Un potentiel médical à exploiter

Finalement, l’ARN est une petite molécule qui a plus d’un tour dans son sac. Depuis la découverte de l’ARN messager en 1961 par des chercheurs de l’Institut Pasteur [6], la biologie s’est rapidement intéressée à cette molécule pour ses potentielles applications thérapeutiques. Le développement de vaccins à ARN, maturé depuis des dizaines d’années et subitement poussé sur le devant de la scène pendant la dernière pandémie mondiale, montre que cette petite molécule a encore de grands jours devant elle, mais ça, ce sera l’histoire d’un prochain article !


Les ordres de grandeur à retenir, c’est que :

  • Une cellule est capable de recopier environ 1000 à 6000 bases par minute pour fabriquer l’ARN.

  • L’ARN est environ un million de fois plus petit que l’ADN.

Elliot, doctorant en interface chimie-biologie

Glossaire :

Protéine : Molécule présente dans tous les êtres vivants. Formée d'acides aminés enchaînés sous forme de polymère, elle possède une fonction bien précise au sein de la cellule.

Mutation : Modification anormale d'une partie de l'ADN à cause d'une action extérieure ou d'une erreur de recopiage.

Patrimoine génétique : Ensemble des informations contenues dans l'ADN d'un être vivant, c'est-à-dire tous ses gènes, qu'il peut transmettre au générations futures.

Sélection naturelle : Transmission de certaines versions de gènes aux générations futures qui avantagent les individus les possédant, par exemple en facilitant leur reproduction ou leur manière de se nourrir. Ces versions de gènes avantageuses ont donc statistiquement plus de chances d'être transmises à des individus qui survivront, et donc de continuer à exister dans les générations futures.

Transcription : Étape de création d'un brin d'ARN à partir de la lecture de l'ADN par des protéines dans le noyau.

ARN polymérase : Protéine présente dans nos cellules qui est chargée de produire nos différents ARN à partir de l’ADN contenu dans le noyau.

Catalyseur : Composé qui permet d’accélérer une réaction chimique ou biologique sans pour autant faire partie de la réaction en elle-même. On récupère donc le composé intact à la fin de la réaction.

Sources :

[1] Soni, R. Origine moléculaire de la vie : qu'est ce qui s'est formé en premier ? Protéine, ADN ou ARN ou une combinaison de ceux-ci ? Scientificeuropean.fr (2020).

[2] Szilágyi, A.; Zachar, I.; Scheuring, I.; Kun, Á.; Könnyű, B.; Czárán, T. Ecology and Evolution in the RNA World Dynamics and Stability of Prebiotic Replicator Systems.

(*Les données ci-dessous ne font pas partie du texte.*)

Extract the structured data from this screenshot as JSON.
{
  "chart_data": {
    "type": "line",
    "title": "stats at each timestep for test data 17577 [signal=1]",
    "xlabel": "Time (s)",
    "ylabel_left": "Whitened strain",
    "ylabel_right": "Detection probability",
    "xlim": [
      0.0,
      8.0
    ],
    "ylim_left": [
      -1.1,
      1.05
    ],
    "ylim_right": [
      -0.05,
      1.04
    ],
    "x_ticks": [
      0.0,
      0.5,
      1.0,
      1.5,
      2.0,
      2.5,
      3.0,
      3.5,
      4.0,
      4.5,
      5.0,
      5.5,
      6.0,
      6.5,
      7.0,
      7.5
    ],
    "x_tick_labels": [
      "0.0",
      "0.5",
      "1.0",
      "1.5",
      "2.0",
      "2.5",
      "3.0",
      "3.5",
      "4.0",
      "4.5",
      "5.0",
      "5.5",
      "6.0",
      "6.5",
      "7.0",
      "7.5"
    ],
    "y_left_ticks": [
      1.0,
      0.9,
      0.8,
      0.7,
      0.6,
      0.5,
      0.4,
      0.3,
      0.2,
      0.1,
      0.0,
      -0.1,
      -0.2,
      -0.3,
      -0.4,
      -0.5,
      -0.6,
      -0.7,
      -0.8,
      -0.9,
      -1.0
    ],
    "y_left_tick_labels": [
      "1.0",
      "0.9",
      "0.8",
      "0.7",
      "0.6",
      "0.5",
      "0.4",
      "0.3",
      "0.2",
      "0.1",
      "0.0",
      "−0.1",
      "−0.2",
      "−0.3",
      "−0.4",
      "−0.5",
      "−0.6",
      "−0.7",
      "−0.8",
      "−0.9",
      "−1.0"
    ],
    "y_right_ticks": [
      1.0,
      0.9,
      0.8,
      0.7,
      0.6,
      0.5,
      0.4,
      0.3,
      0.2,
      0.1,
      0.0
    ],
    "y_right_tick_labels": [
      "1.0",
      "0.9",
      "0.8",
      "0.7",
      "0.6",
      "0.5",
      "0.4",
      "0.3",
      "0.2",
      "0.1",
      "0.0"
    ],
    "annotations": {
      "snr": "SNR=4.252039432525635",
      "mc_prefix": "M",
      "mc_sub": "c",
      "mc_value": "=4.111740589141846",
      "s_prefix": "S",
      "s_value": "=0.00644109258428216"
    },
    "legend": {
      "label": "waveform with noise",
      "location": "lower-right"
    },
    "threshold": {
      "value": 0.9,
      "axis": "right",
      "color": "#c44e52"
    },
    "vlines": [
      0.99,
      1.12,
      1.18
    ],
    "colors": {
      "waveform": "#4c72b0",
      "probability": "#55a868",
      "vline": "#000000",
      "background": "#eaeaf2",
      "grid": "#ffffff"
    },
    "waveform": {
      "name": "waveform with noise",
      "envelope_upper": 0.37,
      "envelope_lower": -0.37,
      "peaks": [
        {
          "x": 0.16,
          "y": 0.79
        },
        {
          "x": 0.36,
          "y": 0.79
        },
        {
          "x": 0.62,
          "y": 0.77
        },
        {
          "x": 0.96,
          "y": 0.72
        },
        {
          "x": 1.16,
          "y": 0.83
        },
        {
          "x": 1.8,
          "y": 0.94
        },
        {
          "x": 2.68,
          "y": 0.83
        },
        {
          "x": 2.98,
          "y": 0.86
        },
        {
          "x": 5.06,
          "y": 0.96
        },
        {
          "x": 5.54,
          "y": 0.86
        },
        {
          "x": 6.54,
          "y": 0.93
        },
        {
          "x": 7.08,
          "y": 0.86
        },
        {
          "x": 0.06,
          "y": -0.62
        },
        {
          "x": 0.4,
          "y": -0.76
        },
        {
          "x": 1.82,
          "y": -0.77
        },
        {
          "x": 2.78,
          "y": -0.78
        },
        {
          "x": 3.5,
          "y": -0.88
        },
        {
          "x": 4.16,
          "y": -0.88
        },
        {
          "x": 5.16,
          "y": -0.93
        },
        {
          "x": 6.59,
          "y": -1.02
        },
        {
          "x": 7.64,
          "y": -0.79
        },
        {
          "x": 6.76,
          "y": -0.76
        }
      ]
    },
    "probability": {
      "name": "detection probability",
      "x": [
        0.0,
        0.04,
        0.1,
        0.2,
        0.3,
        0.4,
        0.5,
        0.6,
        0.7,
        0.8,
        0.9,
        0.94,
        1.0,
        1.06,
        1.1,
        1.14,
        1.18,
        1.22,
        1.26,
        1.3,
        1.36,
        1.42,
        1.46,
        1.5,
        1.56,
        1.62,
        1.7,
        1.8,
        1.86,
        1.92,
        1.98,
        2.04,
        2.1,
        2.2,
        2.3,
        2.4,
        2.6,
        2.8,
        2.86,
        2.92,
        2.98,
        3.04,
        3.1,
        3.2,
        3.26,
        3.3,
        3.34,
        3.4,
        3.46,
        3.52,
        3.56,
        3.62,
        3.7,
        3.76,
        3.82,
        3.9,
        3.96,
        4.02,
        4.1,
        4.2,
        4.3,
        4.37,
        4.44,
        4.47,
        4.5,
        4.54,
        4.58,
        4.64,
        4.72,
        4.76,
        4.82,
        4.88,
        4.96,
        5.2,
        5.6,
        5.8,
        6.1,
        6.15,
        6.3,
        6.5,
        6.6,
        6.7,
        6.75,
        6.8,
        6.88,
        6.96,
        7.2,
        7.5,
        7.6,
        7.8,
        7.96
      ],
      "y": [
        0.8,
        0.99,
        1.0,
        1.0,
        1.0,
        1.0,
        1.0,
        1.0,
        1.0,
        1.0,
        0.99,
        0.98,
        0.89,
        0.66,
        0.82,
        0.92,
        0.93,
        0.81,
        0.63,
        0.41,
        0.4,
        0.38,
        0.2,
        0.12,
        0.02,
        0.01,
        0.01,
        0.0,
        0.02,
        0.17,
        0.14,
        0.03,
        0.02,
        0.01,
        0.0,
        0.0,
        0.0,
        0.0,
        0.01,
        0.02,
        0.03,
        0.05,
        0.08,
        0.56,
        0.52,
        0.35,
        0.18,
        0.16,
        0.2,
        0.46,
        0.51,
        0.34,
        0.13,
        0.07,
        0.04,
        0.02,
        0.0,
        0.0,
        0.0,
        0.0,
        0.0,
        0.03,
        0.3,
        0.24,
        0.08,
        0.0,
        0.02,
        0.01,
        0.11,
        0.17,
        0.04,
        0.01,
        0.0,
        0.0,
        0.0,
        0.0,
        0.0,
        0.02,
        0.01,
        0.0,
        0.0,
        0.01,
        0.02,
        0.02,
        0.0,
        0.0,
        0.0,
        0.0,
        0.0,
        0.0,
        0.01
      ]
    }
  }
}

Life (2017), 7, 48. https://doi.org/10.3390/life7040048

[3] Radom, J. Cours de génétique moléculaire. Université de Franche-Comté.

[4] Jonkers, I., Lis, J. Getting up to speed with transcription elongation by RNA polymerase II. Nat. Rev. Mol. Cell. Biol. (2015) 16, 167–177. https://doi.org/10.1038/nrm3953 

[5] Brenner, S., Jacob, F. & Meselson, M. An Unstable Intermediate Carrying Information from Genes to Ribosomes for Protein Synthesis. Nature (1961) 190, 576–581. https://doi.org/10.1038/190576a0.

[6] Jacob, F. & Monod, J. Genetic regulatory mechanisms in the synthesis of proteins. J. Mol Biol. (1961) 318-56. doi: 10.1016/s0022-2836(61)80072-7.

Un peu comme l’œuf et la poule, pour qui on se demande encore qui est apparu en premier, les protéines et l'ADN sont deux molécules indispensables à la vie et pouvant très difficilement exister seules. Mais elles sont tellement complexes que c'est impossible que les deux soient apparues en même temps par hasard au même endroit, donc il y avait forcément un premier. A moins qu'une troisième molécule comme l'ARN, qui combine les capacités de l'ADN et des protéines, soit apparue d'abord et ai créé les deux autres ! Source : The China Fowl. Geo P. Burnham, 1874, BHL Library.